🤖 AI Summary
This work addresses the susceptibility of large language models (LLMs) to semantic framing effects in high-stakes decision-making, where identical facts yield inconsistent choices solely due to phrasing differences. Drawing from behavioral psychology, the study is the first to disentangle the framing effect into three controllable dimensions and introduces Fragile, a large-scale benchmark for evaluating frame robustness. To mitigate this vulnerability, the authors propose Valign, a representation-level intervention that anchors decisions to stable value representations through value-prior guidance, directional control of hidden states, and projection onto sensitivity-aware subspaces. Experiments demonstrate that Valign substantially reduces frame-induced decision reversals, achieving significantly greater average reductions than existing prompt- or activation-based methods, thereby unifying value alignment with robustness to framing variations.
📝 Abstract
Large Language Models (LLMs) are increasingly deployed in high-stakes decision-making settings such as legal reasoning, where consistency under factually equivalent inputs is critical.
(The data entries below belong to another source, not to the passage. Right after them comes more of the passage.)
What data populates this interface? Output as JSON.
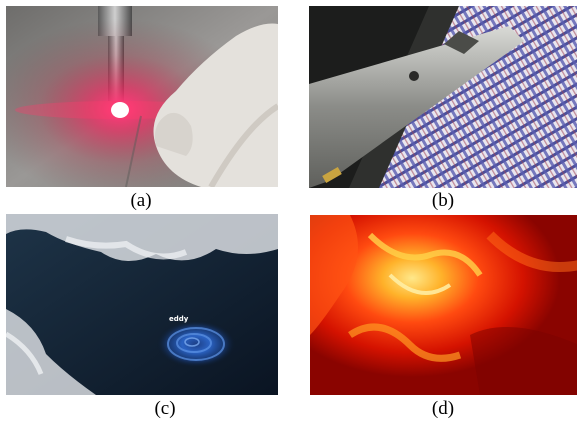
{
  "panels": [
    {
      "id": "a",
      "caption": "(a)"
    },
    {
      "id": "b",
      "caption": "(b)"
    },
    {
      "id": "c",
      "caption": "(c)",
      "label": "eddy"
    },
    {
      "id": "d",
      "caption": "(d)"
    }
  ]
}
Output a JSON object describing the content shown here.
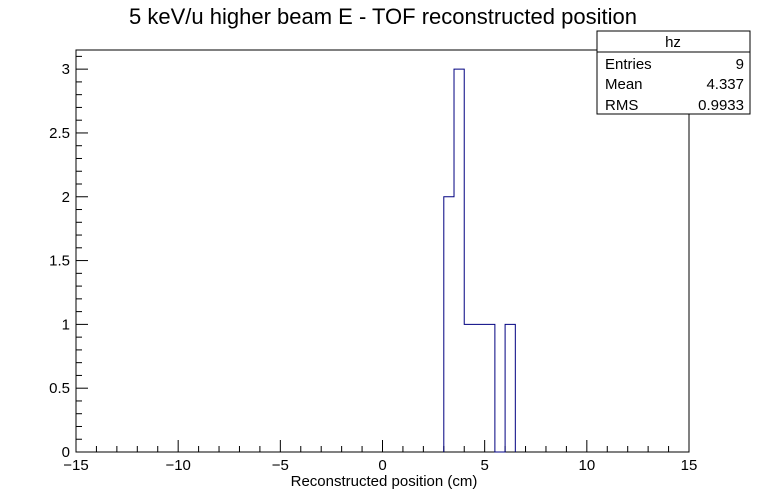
{
  "chart_data": {
    "type": "histogram",
    "title": "5 keV/u higher beam E - TOF reconstructed position",
    "xlabel": "Reconstructed position (cm)",
    "ylabel": "",
    "xlim": [
      -15,
      15
    ],
    "ylim": [
      0,
      3.15
    ],
    "x_ticks": [
      -15,
      -10,
      -5,
      0,
      5,
      10,
      15
    ],
    "x_tick_labels": [
      "−15",
      "−10",
      "−5",
      "0",
      "5",
      "10",
      "15"
    ],
    "y_ticks": [
      0,
      0.5,
      1,
      1.5,
      2,
      2.5,
      3
    ],
    "y_tick_labels": [
      "0",
      "0.5",
      "1",
      "1.5",
      "2",
      "2.5",
      "3"
    ],
    "bin_width": 0.5,
    "bins": [
      {
        "x_low": 3.0,
        "x_high": 3.5,
        "value": 2
      },
      {
        "x_low": 3.5,
        "x_high": 4.0,
        "value": 3
      },
      {
        "x_low": 4.0,
        "x_high": 4.5,
        "value": 1
      },
      {
        "x_low": 4.5,
        "x_high": 5.0,
        "value": 1
      },
      {
        "x_low": 5.0,
        "x_high": 5.5,
        "value": 1
      },
      {
        "x_low": 5.5,
        "x_high": 6.0,
        "value": 0
      },
      {
        "x_low": 6.0,
        "x_high": 6.5,
        "value": 1
      }
    ],
    "line_color": "#000080",
    "grid": false,
    "stats_box": {
      "name": "hz",
      "placement": "top-right",
      "rows": [
        {
          "label": "Entries",
          "value": "9"
        },
        {
          "label": "Mean",
          "value": "4.337"
        },
        {
          "label": "RMS",
          "value": "0.9933"
        }
      ]
    }
  }
}
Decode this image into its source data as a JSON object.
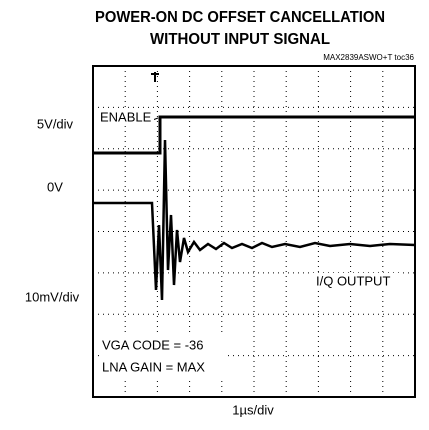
{
  "header": {
    "title_line1": "POWER-ON DC OFFSET CANCELLATION",
    "title_line2": "WITHOUT INPUT SIGNAL",
    "figure_id": "MAX2839ASWO+T toc36"
  },
  "scale_labels": {
    "top": "5V/div",
    "zero": "0V",
    "bottom": "10mV/div",
    "time": "1µs/div"
  },
  "trace_labels": {
    "enable": "ENABLE",
    "output": "I/Q OUTPUT"
  },
  "notes": {
    "line1": "VGA CODE = -36",
    "line2": "LNA GAIN = MAX"
  }
}
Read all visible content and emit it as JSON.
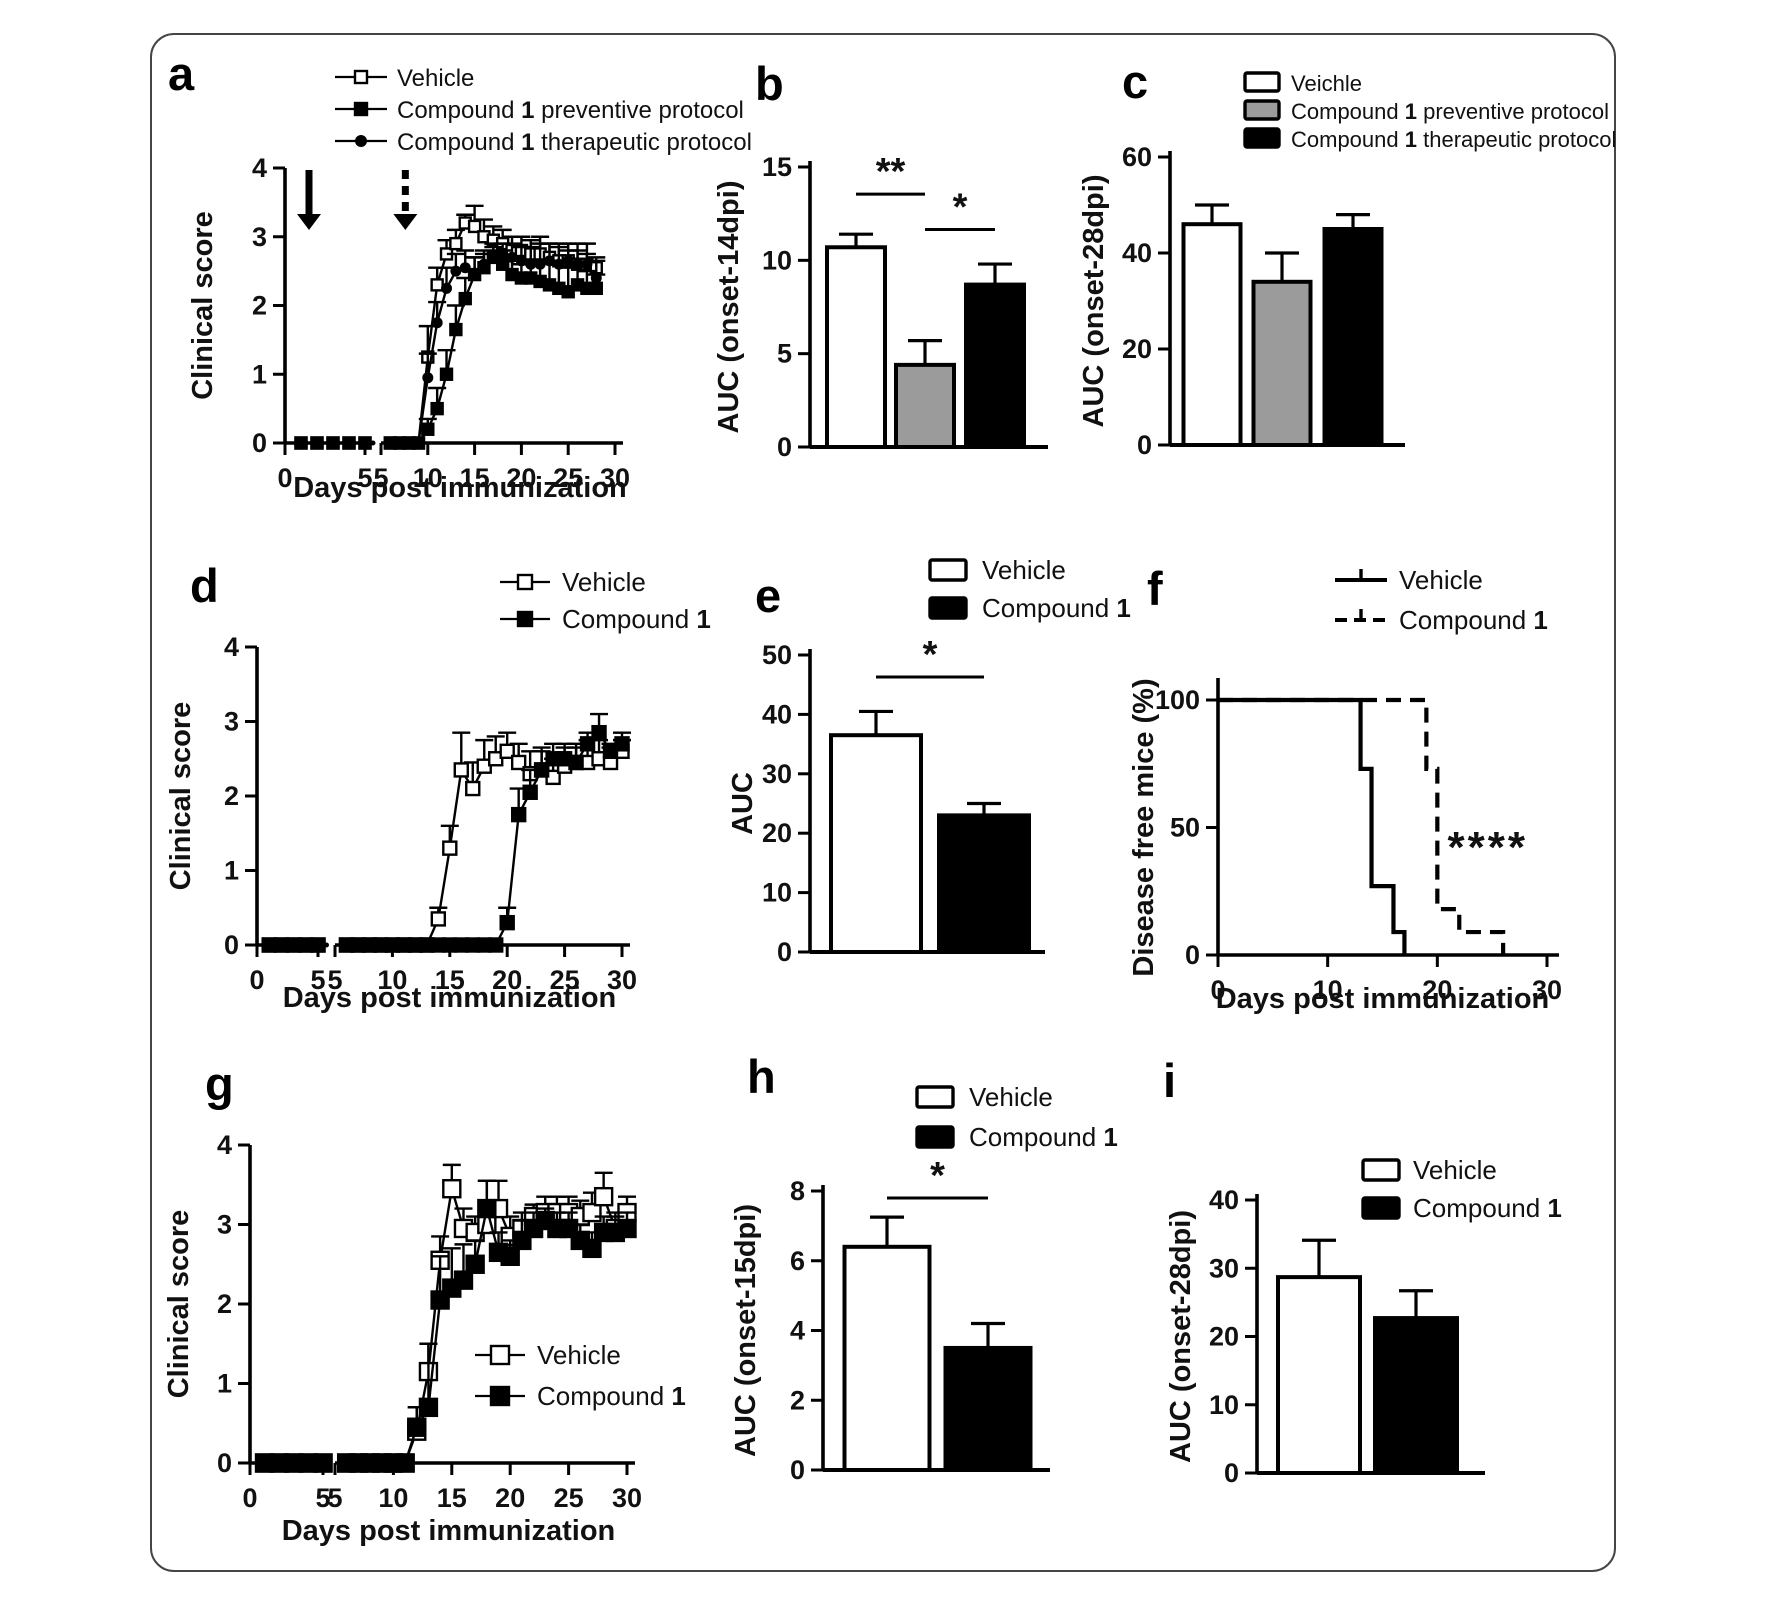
{
  "figure": {
    "background": "#ffffff",
    "border_color": "#454545",
    "text_color": "#111111",
    "gray_fill": "#9b9b9b"
  },
  "chart_data": [
    {
      "id": "a",
      "panel_label": "a",
      "type": "line",
      "xlabel": "Days post immunization",
      "ylabel": "Clinical score",
      "ylim": [
        0,
        4
      ],
      "yticks": [
        0,
        1,
        2,
        3,
        4
      ],
      "xticks_seg1": [
        0,
        5
      ],
      "xticks_seg2": [
        5,
        10,
        15,
        20,
        25,
        30
      ],
      "legend": [
        {
          "label": "Vehicle",
          "marker": "square-open"
        },
        {
          "label": "Compound 1 preventive protocol",
          "marker": "square-filled"
        },
        {
          "label": "Compound 1 therapeutic protocol",
          "marker": "circle-filled"
        }
      ],
      "arrows": [
        {
          "day": 1.5,
          "style": "solid"
        },
        {
          "day": 7.6,
          "style": "dashed"
        }
      ],
      "series": [
        {
          "name": "Vehicle",
          "marker": "square-open",
          "x": [
            1,
            2,
            3,
            4,
            5,
            6,
            7,
            8,
            9,
            10,
            11,
            12,
            13,
            14,
            15,
            16,
            17,
            18,
            19,
            20,
            21,
            22,
            23,
            24,
            25,
            26,
            27,
            28
          ],
          "y": [
            0,
            0,
            0,
            0,
            0,
            0,
            0,
            0,
            0,
            1.25,
            2.3,
            2.75,
            2.9,
            3.2,
            3.15,
            3.0,
            2.95,
            2.9,
            2.8,
            2.8,
            2.75,
            2.75,
            2.7,
            2.65,
            2.65,
            2.6,
            2.6,
            2.55
          ],
          "err": [
            0,
            0,
            0,
            0,
            0,
            0,
            0,
            0,
            0,
            0.45,
            0.25,
            0.2,
            0.2,
            0.12,
            0.3,
            0.25,
            0.2,
            0.2,
            0.2,
            0.2,
            0.2,
            0.25,
            0.2,
            0.2,
            0.15,
            0.2,
            0.15,
            0.15
          ]
        },
        {
          "name": "Compound 1 preventive protocol",
          "marker": "square-filled",
          "x": [
            1,
            2,
            3,
            4,
            5,
            6,
            7,
            8,
            9,
            10,
            11,
            12,
            13,
            14,
            15,
            16,
            17,
            18,
            19,
            20,
            21,
            22,
            23,
            24,
            25,
            26,
            27,
            28
          ],
          "y": [
            0,
            0,
            0,
            0,
            0,
            0,
            0,
            0,
            0,
            0.2,
            0.5,
            1.0,
            1.65,
            2.1,
            2.45,
            2.55,
            2.7,
            2.6,
            2.45,
            2.4,
            2.4,
            2.35,
            2.3,
            2.25,
            2.2,
            2.3,
            2.25,
            2.25
          ],
          "err": [
            0,
            0,
            0,
            0,
            0,
            0,
            0,
            0,
            0,
            0.15,
            0.3,
            0.35,
            0.35,
            0.3,
            0.25,
            0.2,
            0.15,
            0.2,
            0.2,
            0.2,
            0.25,
            0.3,
            0.35,
            0.4,
            0.35,
            0.3,
            0.25,
            0.2
          ]
        },
        {
          "name": "Compound 1 therapeutic protocol",
          "marker": "circle-filled",
          "x": [
            1,
            2,
            3,
            4,
            5,
            6,
            7,
            8,
            9,
            10,
            11,
            12,
            13,
            14,
            15,
            16,
            17,
            18,
            19,
            20,
            21,
            22,
            23,
            24,
            25,
            26,
            27,
            28
          ],
          "y": [
            0,
            0,
            0,
            0,
            0,
            0,
            0,
            0,
            0,
            0.95,
            1.75,
            2.25,
            2.5,
            2.55,
            2.45,
            2.6,
            2.7,
            2.75,
            2.7,
            2.65,
            2.6,
            2.6,
            2.65,
            2.6,
            2.65,
            2.6,
            2.6,
            2.4
          ],
          "err": [
            0,
            0,
            0,
            0,
            0,
            0,
            0,
            0,
            0,
            0.35,
            0.3,
            0.3,
            0.25,
            0.25,
            0.25,
            0.2,
            0.2,
            0.15,
            0.2,
            0.2,
            0.25,
            0.3,
            0.25,
            0.3,
            0.25,
            0.3,
            0.3,
            0.25
          ]
        }
      ]
    },
    {
      "id": "b",
      "panel_label": "b",
      "type": "bar",
      "ylabel": "AUC (onset-14dpi)",
      "ylim": [
        0,
        15
      ],
      "yticks": [
        0,
        5,
        10,
        15
      ],
      "bars": [
        {
          "group": "Vehicle",
          "value": 10.7,
          "err": 0.7,
          "fill": "#ffffff"
        },
        {
          "group": "Compound 1 preventive protocol",
          "value": 4.4,
          "err": 1.3,
          "fill": "#9b9b9b"
        },
        {
          "group": "Compound 1 therapeutic protocol",
          "value": 8.7,
          "err": 1.1,
          "fill": "#000000"
        }
      ],
      "sig": [
        {
          "from": 0,
          "to": 1,
          "label": "**",
          "y": 13.55
        },
        {
          "from": 1,
          "to": 2,
          "label": "*",
          "y": 11.65
        }
      ]
    },
    {
      "id": "c",
      "panel_label": "c",
      "type": "bar",
      "ylabel": "AUC (onset-28dpi)",
      "ylim": [
        0,
        60
      ],
      "yticks": [
        0,
        20,
        40,
        60
      ],
      "legend": [
        {
          "label": "Veichle",
          "fill": "#ffffff"
        },
        {
          "label": "Compound 1 preventive protocol",
          "fill": "#9b9b9b"
        },
        {
          "label": "Compound 1 therapeutic protocol",
          "fill": "#000000"
        }
      ],
      "bars": [
        {
          "group": "Veichle",
          "value": 46,
          "err": 4,
          "fill": "#ffffff"
        },
        {
          "group": "Compound 1 preventive protocol",
          "value": 34,
          "err": 6,
          "fill": "#9b9b9b"
        },
        {
          "group": "Compound 1 therapeutic protocol",
          "value": 45,
          "err": 3,
          "fill": "#000000"
        }
      ],
      "sig": []
    },
    {
      "id": "d",
      "panel_label": "d",
      "type": "line",
      "xlabel": "Days post immunization",
      "ylabel": "Clinical score",
      "ylim": [
        0,
        4
      ],
      "yticks": [
        0,
        1,
        2,
        3,
        4
      ],
      "xticks_seg1": [
        0,
        5
      ],
      "xticks_seg2": [
        5,
        10,
        15,
        20,
        25,
        30
      ],
      "legend": [
        {
          "label": "Vehicle",
          "marker": "square-open"
        },
        {
          "label": "Compound 1",
          "marker": "square-filled"
        }
      ],
      "arrows": [],
      "series": [
        {
          "name": "Vehicle",
          "marker": "square-open",
          "x": [
            1,
            2,
            3,
            4,
            5,
            6,
            7,
            8,
            9,
            10,
            11,
            12,
            13,
            14,
            15,
            16,
            17,
            18,
            19,
            20,
            21,
            22,
            23,
            24,
            25,
            26,
            27,
            28,
            29,
            30
          ],
          "y": [
            0,
            0,
            0,
            0,
            0,
            0,
            0,
            0,
            0,
            0,
            0,
            0,
            0,
            0.35,
            1.3,
            2.35,
            2.1,
            2.4,
            2.5,
            2.6,
            2.45,
            2.3,
            2.35,
            2.25,
            2.4,
            2.45,
            2.45,
            2.5,
            2.45,
            2.6
          ],
          "err": [
            0,
            0,
            0,
            0,
            0,
            0,
            0,
            0,
            0,
            0,
            0,
            0,
            0,
            0.15,
            0.3,
            0.5,
            0.35,
            0.35,
            0.3,
            0.25,
            0.25,
            0.3,
            0.3,
            0.25,
            0.25,
            0.25,
            0.3,
            0.25,
            0.2,
            0.15
          ]
        },
        {
          "name": "Compound 1",
          "marker": "square-filled",
          "x": [
            1,
            2,
            3,
            4,
            5,
            6,
            7,
            8,
            9,
            10,
            11,
            12,
            13,
            14,
            15,
            16,
            17,
            18,
            19,
            20,
            21,
            22,
            23,
            24,
            25,
            26,
            27,
            28,
            29,
            30
          ],
          "y": [
            0,
            0,
            0,
            0,
            0,
            0,
            0,
            0,
            0,
            0,
            0,
            0,
            0,
            0,
            0,
            0,
            0,
            0,
            0,
            0.3,
            1.75,
            2.05,
            2.35,
            2.5,
            2.5,
            2.45,
            2.7,
            2.85,
            2.6,
            2.7
          ],
          "err": [
            0,
            0,
            0,
            0,
            0,
            0,
            0,
            0,
            0,
            0,
            0,
            0,
            0,
            0,
            0,
            0,
            0,
            0,
            0,
            0.2,
            0.35,
            0.3,
            0.25,
            0.2,
            0.2,
            0.2,
            0.15,
            0.25,
            0.1,
            0.15
          ]
        }
      ]
    },
    {
      "id": "e",
      "panel_label": "e",
      "type": "bar",
      "ylabel": "AUC",
      "ylim": [
        0,
        50
      ],
      "yticks": [
        0,
        10,
        20,
        30,
        40,
        50
      ],
      "legend": [
        {
          "label": "Vehicle",
          "fill": "#ffffff"
        },
        {
          "label": "Compound 1",
          "fill": "#000000"
        }
      ],
      "bars": [
        {
          "group": "Vehicle",
          "value": 36.5,
          "err": 4,
          "fill": "#ffffff"
        },
        {
          "group": "Compound 1",
          "value": 23,
          "err": 2,
          "fill": "#000000"
        }
      ],
      "sig": [
        {
          "from": 0,
          "to": 1,
          "label": "*",
          "y": 46.3
        }
      ]
    },
    {
      "id": "f",
      "panel_label": "f",
      "type": "survival",
      "xlabel": "Days post immunization",
      "ylabel": "Disease free mice (%)",
      "ylim": [
        0,
        100
      ],
      "yticks": [
        0,
        50,
        100
      ],
      "xlim": [
        0,
        30
      ],
      "xticks": [
        0,
        10,
        20,
        30
      ],
      "legend": [
        {
          "label": "Vehicle",
          "marker": "line-solid"
        },
        {
          "label": "Compound 1",
          "marker": "line-dashed"
        }
      ],
      "annotation": {
        "text": "****",
        "x": 24.6,
        "y": 42
      },
      "series": [
        {
          "name": "Vehicle",
          "style": "solid",
          "x": [
            0,
            13,
            13,
            14,
            14,
            16,
            16,
            17,
            17
          ],
          "y": [
            100,
            100,
            73,
            73,
            27,
            27,
            9,
            9,
            0
          ]
        },
        {
          "name": "Compound 1",
          "style": "dashed",
          "x": [
            0,
            19,
            19,
            20,
            20,
            22,
            22,
            26,
            26
          ],
          "y": [
            100,
            100,
            73,
            73,
            18,
            18,
            9,
            9,
            0
          ]
        }
      ]
    },
    {
      "id": "g",
      "panel_label": "g",
      "type": "line",
      "xlabel": "Days post immunization",
      "ylabel": "Clinical score",
      "ylim": [
        0,
        4
      ],
      "yticks": [
        0,
        1,
        2,
        3,
        4
      ],
      "xticks_seg1": [
        0,
        5
      ],
      "xticks_seg2": [
        5,
        10,
        15,
        20,
        25,
        30
      ],
      "legend": [
        {
          "label": "Vehicle",
          "marker": "square-open"
        },
        {
          "label": "Compound 1",
          "marker": "square-filled"
        }
      ],
      "arrows": [],
      "series": [
        {
          "name": "Vehicle",
          "marker": "square-open",
          "x": [
            1,
            2,
            3,
            4,
            5,
            6,
            7,
            8,
            9,
            10,
            11,
            12,
            13,
            14,
            15,
            16,
            17,
            18,
            19,
            20,
            21,
            22,
            23,
            24,
            25,
            26,
            27,
            28,
            29,
            30
          ],
          "y": [
            0,
            0,
            0,
            0,
            0,
            0,
            0,
            0,
            0,
            0,
            0,
            0.4,
            1.15,
            2.55,
            3.45,
            2.95,
            2.9,
            3.0,
            3.2,
            2.85,
            2.95,
            3.1,
            3.15,
            3.15,
            3.15,
            3.1,
            3.15,
            3.35,
            2.95,
            3.15
          ],
          "err": [
            0,
            0,
            0,
            0,
            0,
            0,
            0,
            0,
            0,
            0,
            0,
            0.3,
            0.35,
            0.3,
            0.3,
            0.25,
            0.2,
            0.55,
            0.35,
            0.25,
            0.2,
            0.15,
            0.2,
            0.2,
            0.2,
            0.2,
            0.25,
            0.3,
            0.2,
            0.2
          ]
        },
        {
          "name": "Compound 1",
          "marker": "square-filled",
          "x": [
            1,
            2,
            3,
            4,
            5,
            6,
            7,
            8,
            9,
            10,
            11,
            12,
            13,
            14,
            15,
            16,
            17,
            18,
            19,
            20,
            21,
            22,
            23,
            24,
            25,
            26,
            27,
            28,
            29,
            30
          ],
          "y": [
            0,
            0,
            0,
            0,
            0,
            0,
            0,
            0,
            0,
            0,
            0,
            0.45,
            0.7,
            2.05,
            2.2,
            2.3,
            2.5,
            3.2,
            2.65,
            2.6,
            2.8,
            2.95,
            3.05,
            2.95,
            2.95,
            2.8,
            2.7,
            2.9,
            2.9,
            2.95
          ],
          "err": [
            0,
            0,
            0,
            0,
            0,
            0,
            0,
            0,
            0,
            0,
            0,
            0.25,
            0.8,
            0.55,
            0.5,
            0.45,
            0.3,
            0.35,
            0.25,
            0.2,
            0.25,
            0.2,
            0.15,
            0.2,
            0.2,
            0.2,
            0.2,
            0.2,
            0.2,
            0.2
          ]
        }
      ]
    },
    {
      "id": "h",
      "panel_label": "h",
      "type": "bar",
      "ylabel": "AUC (onset-15dpi)",
      "ylim": [
        0,
        8
      ],
      "yticks": [
        0,
        2,
        4,
        6,
        8
      ],
      "legend": [
        {
          "label": "Vehicle",
          "fill": "#ffffff"
        },
        {
          "label": "Compound 1",
          "fill": "#000000"
        }
      ],
      "bars": [
        {
          "group": "Vehicle",
          "value": 6.4,
          "err": 0.85,
          "fill": "#ffffff"
        },
        {
          "group": "Compound 1",
          "value": 3.5,
          "err": 0.7,
          "fill": "#000000"
        }
      ],
      "sig": [
        {
          "from": 0,
          "to": 1,
          "label": "*",
          "y": 7.8
        }
      ]
    },
    {
      "id": "i",
      "panel_label": "i",
      "type": "bar",
      "ylabel": "AUC (onset-28dpi)",
      "ylim": [
        0,
        40
      ],
      "yticks": [
        0,
        10,
        20,
        30,
        40
      ],
      "legend": [
        {
          "label": "Vehicle",
          "fill": "#ffffff"
        },
        {
          "label": "Compound 1",
          "fill": "#000000"
        }
      ],
      "bars": [
        {
          "group": "Vehicle",
          "value": 28.7,
          "err": 5.4,
          "fill": "#ffffff"
        },
        {
          "group": "Compound 1",
          "value": 22.7,
          "err": 4,
          "fill": "#000000"
        }
      ],
      "sig": []
    }
  ]
}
However, we find that fact-preserved but differently framed inputs can significantly destabilize LLM decisions. To systematically investigate this problem, we introduce Fragile, a large-scale benchmark that isolates fact-preserving semantic framing across three controlled dimensions: value-tinted narration, temporal slice, and narrative vividness. Our experiments reveal a high susceptibility of LLMs to framing, with an average decision flip rate of 28.6%. We find that simple prior prompt-level and activation-level interventions not only fail to suppress framing sensitivity but actively amplify it. We therefore propose Valign, a representation-level method that explicitly targets these framing dimensions by anchoring decisions to a stable value prior, steering hidden states toward the model's value-consistent direction, and projecting out temporal-vividness-sensitive directions from the model's hidden states. Valign consistently reduces framing-induced decision flips, demonstrating that robust mitigation requires directly targeting the internal pathways in which framing operates.